Trial Data Warehouse

Coding Guide

↗ Trial Warehouse Introduction | ↗ Codebook

About

The data warehouse has its own set of rules determining how questionnaires and items should be named in the dataset. This ensures that variables measuring the same question or construct have an identical name across trials. This is important to allow for easy and error-free data merges. For variables with factor levels (e.g., sex), it is also essential to follow the coding guidelines to ensure that codes are consistent.

Consulting the coding guide is important when you:

Plan the assessments for a new study. At this stage, you may:
- Eyeball which outcomes were assessed in trials similar to yours, and select questionnaires for which there is already data in the warehouse. This may be beneficial for you and others in the future, for example if you want to do secondary and/or pooled analyses (i.e., IPD Meta-Analyses).
- Check the factor levels of (e.g., demographic) variables in the data warehouse, to streamline your assessments, or assess information in a way that can be easily transformed to conform with the data warehouse. For example, income (inc) is coded as a factor with specific levels in the data warehouse, and you may either assess income as the exact number, or use the same factor levels as are used in the data warehouse.

Prepare the data of a completed trial. If you want to speed up the integration of your data into the warehouse, you may also try to already bring your trial data into the format required for the data warehouse before sending it to us.

To access the documentation, you can either use the protectr R package, or the Airtable Graphical User Interface.

Coding Guidelines

Variable names always follow the same coding scheme: questionnaire_shorthand.assessment_point.iitem_number.

The questionnaire shorthand must conform with the one found in the data warehouse. If a questionnaire is not yet documented in the data warehouse, you can define your own shorthand. As it says in the name “shorthand”, this code should be short.

The assessment point is coded by a number, starting from baseline (0), to post-test (1), follow-up (2), follow-up 2 (3), and so forth.

If you wish to include screening data (which is usually not included), use the code 0_s.

When there were interim assessment (i.e., several assessments during the intervention between baseline and post-test), use underscores and numbering, starting from the previous assesment point, e.g. 0_1, 0_2, 0_3.

If a questionnaire has inverted items, always provide the already inverted data for these items. There is no need to document that an item has been inverted. It should be possible to simply sum up items to get the overall score for a questionnaire, without having to think about inverted items.

Variables which are only assessed at baseline, and consist of only one item, only need the first part of the code. For example, sex is coded as sex, not as sex.0.i1. The number of completed sessions is only “assessed” at post-test/follow-up, and therefore also has no assessment time and item code (sess).

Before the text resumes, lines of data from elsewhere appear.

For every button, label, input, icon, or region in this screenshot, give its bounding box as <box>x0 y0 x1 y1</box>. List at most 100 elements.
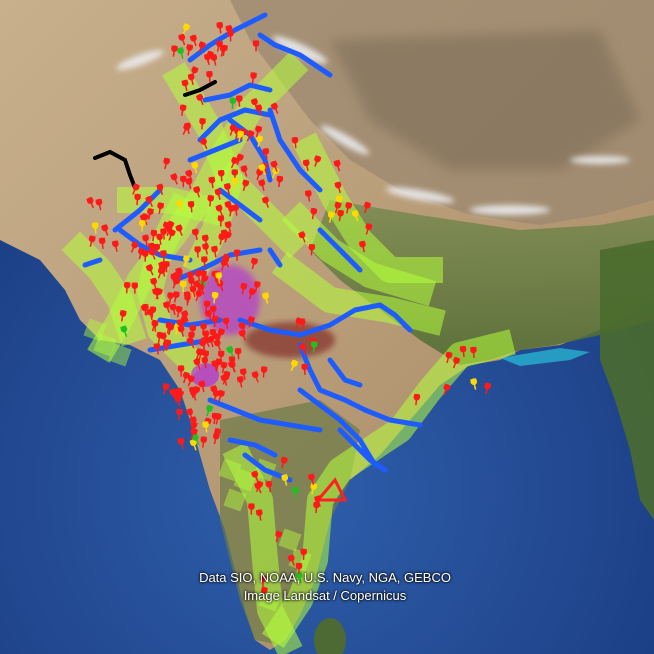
location-pin-icon[interactable] <box>351 209 361 223</box>
location-pin-icon[interactable] <box>336 209 344 222</box>
location-pin-icon[interactable] <box>206 71 213 83</box>
location-pin-icon[interactable] <box>186 336 197 349</box>
location-pin-icon[interactable] <box>180 175 187 188</box>
location-pin-icon[interactable] <box>185 44 194 56</box>
location-pin-icon[interactable] <box>227 124 237 137</box>
location-pin-icon[interactable] <box>199 274 210 287</box>
location-pin-icon[interactable] <box>295 562 303 575</box>
location-pin-icon[interactable] <box>246 287 257 300</box>
location-pin-icon[interactable] <box>441 383 451 396</box>
location-pin-icon[interactable] <box>211 245 219 258</box>
location-pin-icon[interactable] <box>201 256 208 268</box>
location-pin-icon[interactable] <box>238 329 249 342</box>
location-pin-icon[interactable] <box>202 243 211 255</box>
location-pin-icon[interactable] <box>451 356 461 369</box>
location-pin-icon[interactable] <box>162 157 171 170</box>
location-pin-icon[interactable] <box>176 47 186 60</box>
location-pin-icon[interactable] <box>185 374 196 388</box>
location-pin-icon[interactable] <box>183 291 192 303</box>
location-pin-icon[interactable] <box>201 350 210 362</box>
location-pin-icon[interactable] <box>193 347 204 361</box>
location-pin-icon[interactable] <box>217 170 225 182</box>
location-pin-icon[interactable] <box>101 224 111 237</box>
location-pin-icon[interactable] <box>87 235 96 247</box>
location-pin-icon[interactable] <box>249 257 259 270</box>
location-pin-icon[interactable] <box>182 255 190 267</box>
location-pin-icon[interactable] <box>176 408 183 421</box>
location-pin-icon[interactable] <box>216 22 224 34</box>
location-pin-icon[interactable] <box>156 183 166 196</box>
location-pin-icon[interactable] <box>301 363 308 376</box>
location-pin-icon[interactable] <box>293 317 303 330</box>
location-pin-icon[interactable] <box>231 177 239 190</box>
location-pin-icon[interactable] <box>142 234 150 247</box>
location-pin-icon[interactable] <box>177 437 186 450</box>
pin-layer[interactable] <box>86 22 492 599</box>
location-pin-icon[interactable] <box>234 348 242 360</box>
location-pin-icon[interactable] <box>209 329 217 341</box>
location-pin-icon[interactable] <box>170 173 180 186</box>
location-pin-icon[interactable] <box>304 190 313 202</box>
location-pin-icon[interactable] <box>167 292 175 304</box>
location-pin-icon[interactable] <box>358 240 368 253</box>
location-pin-icon[interactable] <box>413 393 421 406</box>
location-pin-icon[interactable] <box>95 198 104 211</box>
location-pin-icon[interactable] <box>240 165 250 178</box>
location-pin-icon[interactable] <box>255 509 264 521</box>
location-pin-icon[interactable] <box>163 339 172 351</box>
location-pin-icon[interactable] <box>334 181 343 194</box>
location-pin-icon[interactable] <box>276 175 284 188</box>
location-pin-icon[interactable] <box>199 137 210 150</box>
location-pin-icon[interactable] <box>164 224 173 237</box>
location-pin-icon[interactable] <box>298 231 308 244</box>
location-pin-icon[interactable] <box>142 250 149 262</box>
location-pin-icon[interactable] <box>208 176 216 189</box>
location-pin-icon[interactable] <box>229 156 239 169</box>
location-pin-icon[interactable] <box>176 319 184 331</box>
location-pin-icon[interactable] <box>120 325 130 338</box>
location-pin-icon[interactable] <box>203 53 213 66</box>
location-pin-icon[interactable] <box>169 303 178 316</box>
location-pin-icon[interactable] <box>240 179 250 192</box>
location-pin-icon[interactable] <box>148 242 156 255</box>
location-pin-icon[interactable] <box>298 343 308 356</box>
location-pin-icon[interactable] <box>170 277 181 290</box>
location-pin-icon[interactable] <box>227 360 238 373</box>
location-pin-icon[interactable] <box>211 315 219 328</box>
location-pin-icon[interactable] <box>231 169 239 181</box>
location-pin-icon[interactable] <box>314 495 324 508</box>
location-pin-icon[interactable] <box>288 359 299 372</box>
location-pin-icon[interactable] <box>156 202 165 214</box>
location-pin-icon[interactable] <box>191 161 200 174</box>
location-pin-icon[interactable] <box>151 320 159 332</box>
location-pin-icon[interactable] <box>185 177 194 190</box>
location-pin-icon[interactable] <box>200 436 208 448</box>
location-pin-icon[interactable] <box>214 40 224 53</box>
location-pin-icon[interactable] <box>222 317 230 330</box>
location-pin-icon[interactable] <box>189 416 198 429</box>
location-pin-icon[interactable] <box>195 93 206 106</box>
location-pin-icon[interactable] <box>198 380 207 393</box>
location-pin-icon[interactable] <box>189 324 197 337</box>
location-pin-icon[interactable] <box>151 287 162 300</box>
location-pin-icon[interactable] <box>201 356 209 369</box>
location-pin-icon[interactable] <box>262 292 271 305</box>
location-pin-icon[interactable] <box>239 282 248 295</box>
location-pin-icon[interactable] <box>175 224 185 237</box>
location-pin-icon[interactable] <box>145 195 156 208</box>
location-pin-icon[interactable] <box>470 346 477 359</box>
location-pin-icon[interactable] <box>232 204 240 216</box>
location-pin-icon[interactable] <box>259 586 268 599</box>
location-pin-icon[interactable] <box>216 328 225 341</box>
location-pin-icon[interactable] <box>140 304 150 317</box>
location-pin-icon[interactable] <box>258 179 267 192</box>
location-pin-icon[interactable] <box>255 135 263 147</box>
location-pin-icon[interactable] <box>204 404 214 417</box>
location-pin-icon[interactable] <box>254 168 264 181</box>
location-pin-icon[interactable] <box>211 432 220 445</box>
location-pin-icon[interactable] <box>146 208 155 220</box>
location-pin-icon[interactable] <box>118 310 127 322</box>
location-pin-icon[interactable] <box>344 201 353 215</box>
location-pin-icon[interactable] <box>307 473 316 486</box>
location-pin-icon[interactable] <box>259 575 267 587</box>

There are a few questionnaires which do not adhere fully to the guide scheme above:
- zuf (CSQ-8). This questionnaire is conventionally used at post-test. Therefore, the assessment point code is dropped, e.g. item 1 is coded as zuf.i1, the sum score as zuf.
- bfi (BFI-10). This questionnaire assessed personality, and is therefore conventionally used at baseline only. The questionnaire has 5 subscales corresponding with the “Big Five” of personality assessment. In some trials, sum scores for these subscales are provided, for which the assessment point is dropped (e.g., bfi.a for agreeableness). However, for the item-level data, the conventional coding style is used (e.g. bfi.0.i1).

Sum scores of questionnaires only contain the assessment point code, but no item code (e.g. cesd.1 for the CES-D sum score at post-test). Same is also true for questionnaires consisting of only one item which are assessed at several timepoints.

For some questionnaires, it makes more sense to look at the subscales instead of the sum score. For such questionnaires, the subscale is indicated after the questionnaire shorthand, with everything else equal (e.g., eri.r.0.i1).

Factor levels are coded as numbers, starting from zero. If a factorial variable is already included in the data warehouse, factor codes must be absolutely identical to the ones found in the documentation.

If a factorial variable follows a yes/no scheme (e.g., chronic medical condition), “no” must be coded as 0 and “yes” as 1.

IMPORTANT

Although we aim to conform as strictly as possible to the coding guidelines, there can still be cases where exceptions have to be made. The best approach is to directly download a dataset containing the respective questionnaire to see how the coding was done. If you have questions concerning the coding, you can also contact Mathias (mathias.harrer@fau.de).

Data Upload

If you want to have your data stored in the warehouse, please send it to Mathias (mathias.harrer@fau.de), preferrably via secure options such as FAUBox. We will then upload the tidy dataset to the warehouse, where it can be accessed by functions of the protectr package. It is also possible to store the “raw”, uncleaned data in the data warehouse only for you.